You’ve got a house or a room you want to rent out. Perhaps you want to use the money to pay off your mortgage or you need some extra cash. Maybe you’re renting while you wait until the market’s right for selling. Or you’re going overseas for some time and want to find someone to take your room while you’re away. At the end of the day, you want to know how much you can rent your property for.

It’s important to get your rent price right. If it’s too high, you risk scaring off potential tenants, leaving you with an empty property and bills to pay. If it’s too low, you might be missing out on valuable extra money.

It’s about striking a balance. You want a good return but also plenty of prospective tenants. Deciding how much to charge tenants can be hard – especially if you’ve just moved to the area or you’re a new landlord.

Here are six important things to think about when it comes to deciding how much to rent out your house for.


Location is key. Obviously, you can charge a lot more for an apartment in places such as the centre of London than in distant residential suburbs.

Check out the competition on rental websites or in the windows of letting agencies – knowing how much people are charging for similar properties can give you a sense of what’s reasonable. Rental calculators work in a similar way. Simply enter the postcode of your property and your property type and, using key data points, you’ll be given an instant idea of how much other landlords are charging in that area. However, you should take this estimate with a pinch of salt and conduct your own research as well.

Consider commuting time to the major business hubs in your city. Are there good public transport links? How long does it take to get to the centre? Also think about emerging markets. For example, when all the tech firms arrived in Shoreditch, it quickly created a boom in local employment which increased the demand for properties in the area – and as a result, the price of rent. Is this area likely to be attracting new business in the near future?

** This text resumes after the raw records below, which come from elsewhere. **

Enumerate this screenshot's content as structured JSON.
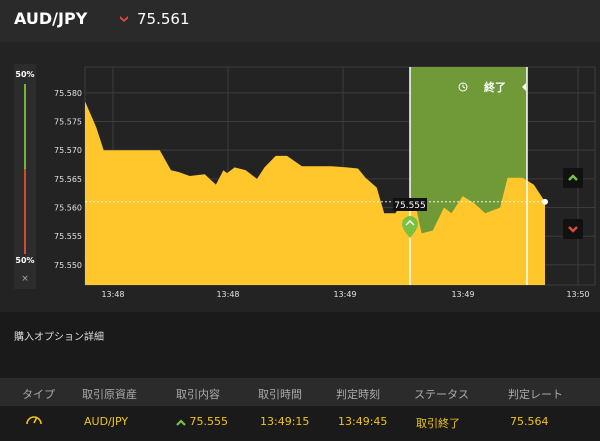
{
  "header": {
    "pair": "AUD/JPY",
    "current_rate": "75.561",
    "direction": "down",
    "down_color": "#e0483b"
  },
  "gauge": {
    "up_pct": "50%",
    "down_pct": "50%",
    "close": "×",
    "up_color": "#6fb83a",
    "down_color": "#d24b2f"
  },
  "chart": {
    "y_ticks": [
      "75.580",
      "75.575",
      "75.570",
      "75.565",
      "75.560",
      "75.555",
      "75.550"
    ],
    "x_ticks": [
      "13:48",
      "13:48",
      "13:49",
      "13:49",
      "13:50"
    ],
    "entry_label": "75.555",
    "end_label": "終了",
    "fill_color": "#ffc72c",
    "zone_color": "#6f9a37"
  },
  "chart_data": {
    "type": "area",
    "x": [
      "13:47:45",
      "13:47:47",
      "13:47:48",
      "13:47:50",
      "13:47:55",
      "13:48:00",
      "13:48:05",
      "13:48:08",
      "13:48:10",
      "13:48:13",
      "13:48:17",
      "13:48:20",
      "13:48:22",
      "13:48:23",
      "13:48:25",
      "13:48:28",
      "13:48:31",
      "13:48:33",
      "13:48:36",
      "13:48:39",
      "13:48:43",
      "13:48:48",
      "13:48:51",
      "13:48:55",
      "13:48:58",
      "13:49:00",
      "13:49:03",
      "13:49:05",
      "13:49:08",
      "13:49:10",
      "13:49:13",
      "13:49:15",
      "13:49:18",
      "13:49:21",
      "13:49:23",
      "13:49:26",
      "13:49:29",
      "13:49:32",
      "13:49:36",
      "13:49:38",
      "13:49:42",
      "13:49:45",
      "13:49:48"
    ],
    "y": [
      75.5785,
      75.5755,
      75.574,
      75.57,
      75.57,
      75.57,
      75.57,
      75.5665,
      75.5662,
      75.5655,
      75.5658,
      75.564,
      75.5665,
      75.566,
      75.567,
      75.5665,
      75.565,
      75.567,
      75.569,
      75.569,
      75.5672,
      75.5672,
      75.5672,
      75.567,
      75.5668,
      75.5652,
      75.5635,
      75.559,
      75.559,
      75.561,
      75.5615,
      75.5555,
      75.556,
      75.56,
      75.559,
      75.562,
      75.5608,
      75.559,
      75.56,
      75.5652,
      75.5652,
      75.564,
      75.561
    ],
    "entry": 75.555,
    "current": 75.561,
    "ylim": [
      75.5465,
      75.5845
    ],
    "grid": true
  },
  "details": {
    "title": "購入オプション詳細",
    "columns": [
      "タイプ",
      "取引原資産",
      "取引内容",
      "取引時間",
      "判定時刻",
      "ステータス",
      "判定レート"
    ],
    "row": {
      "type_icon": "gauge-icon",
      "asset": "AUD/JPY",
      "content": "75.555",
      "trade_time": "13:49:15",
      "judge_time": "13:49:45",
      "status": "取引終了",
      "judge_rate": "75.564"
    }
  }
}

Check out the competition. Are homes in this neighbourhood going fast? Is there a high rate of demand with lots of people looking for places to live? Do properties end up hanging around in the windows of letting agencies for weeks at a time?

Also have a think about the local amenities. Are there enough shops nearby? Is there a supermarket? In what is known as the ‘Waitrose effect’, being close to certain stores can allow homeowners to charge prospective tenants more for rent.

Equally important is proximity to schools, parks and restaurants. The presence of high street chains often indicates that a neighbourhood is on the rise and you might be able to raise your rent price.

Potential tenants

Who do you want to attract? Is your property perfect for students attending the nearby university, or for professionals looking for a good commuting base? What about young families searching for a peaceful residential neighbourhood? The kind of budget your potential tenant has will affect how much you can reasonably expect to charge as rent.

Consider how you might attract those tenants who are willing to pay the most. For example, perhaps your property is close to a university or college. Undergraduates are often looking for budget-friendly properties but overseas students tend to be willing to splash more cash. Similarly, you might consider marketing it towards post-graduates or even lecturers.

Furnished or unfurnished?

New and stylish furniture and fittings can allow you to attract more tenants – and maybe even raise the price. But fitting your home out with fashionable and modern furnishings can also be expensive. You’ll need to weigh up whether it’s worth the potential increase in rental yield.

Whether or not this investment is worth it also depends on the type of tenants you’re looking for. Students are likely to be less fussed by state-of-the-art fittings than young professionals. Meanwhile, families might want to bring their own furniture.


How big is your property? How many bathrooms does it have? What kind of condition is it in? Is it a new-build? How energy efficient is it? What about bonus features like a balcony, garden or parking?

Perhaps invest in upgrading your kitchen or bathroom – these rooms can be deal-breakers for home-hunters. If you’re renting a property by the room, ensuites can attract wealthier tenants who are happy to pay more for superior facilities, especially if you’re competing with student halls where bedrooms often have their own bathroom.


Making sure your property is well maintained and welcoming is vital to attracting more tenants and encouraging existing tenants to stay longer.

You might want to hire professional cleaners to do a deep clean so that your property looks sparkling new. And what about getting a fresh paint job? If you do decide to redecorate, opt for neutral colours which appeal to a wide range of people. Bright green walls, for example, could alienate whilst neutral colours often look more sophisticated – functioning as a blank canvas, they allow new tenants to make a room their own.

Don’t forget about the outside, too. Perhaps hire a gardener to do a quick spruce up. Some garden furniture could also make a difference.

Landlord policies

Finally, consider any perks you might be able to bring to your property. For example, would you permit smoking indoors? And what about pets? Many landlords don’t allow tenants to bring their furry friends with them but if you choose to do so, you might have more people interested. There’s a lot of pet-owning home-hunters out there!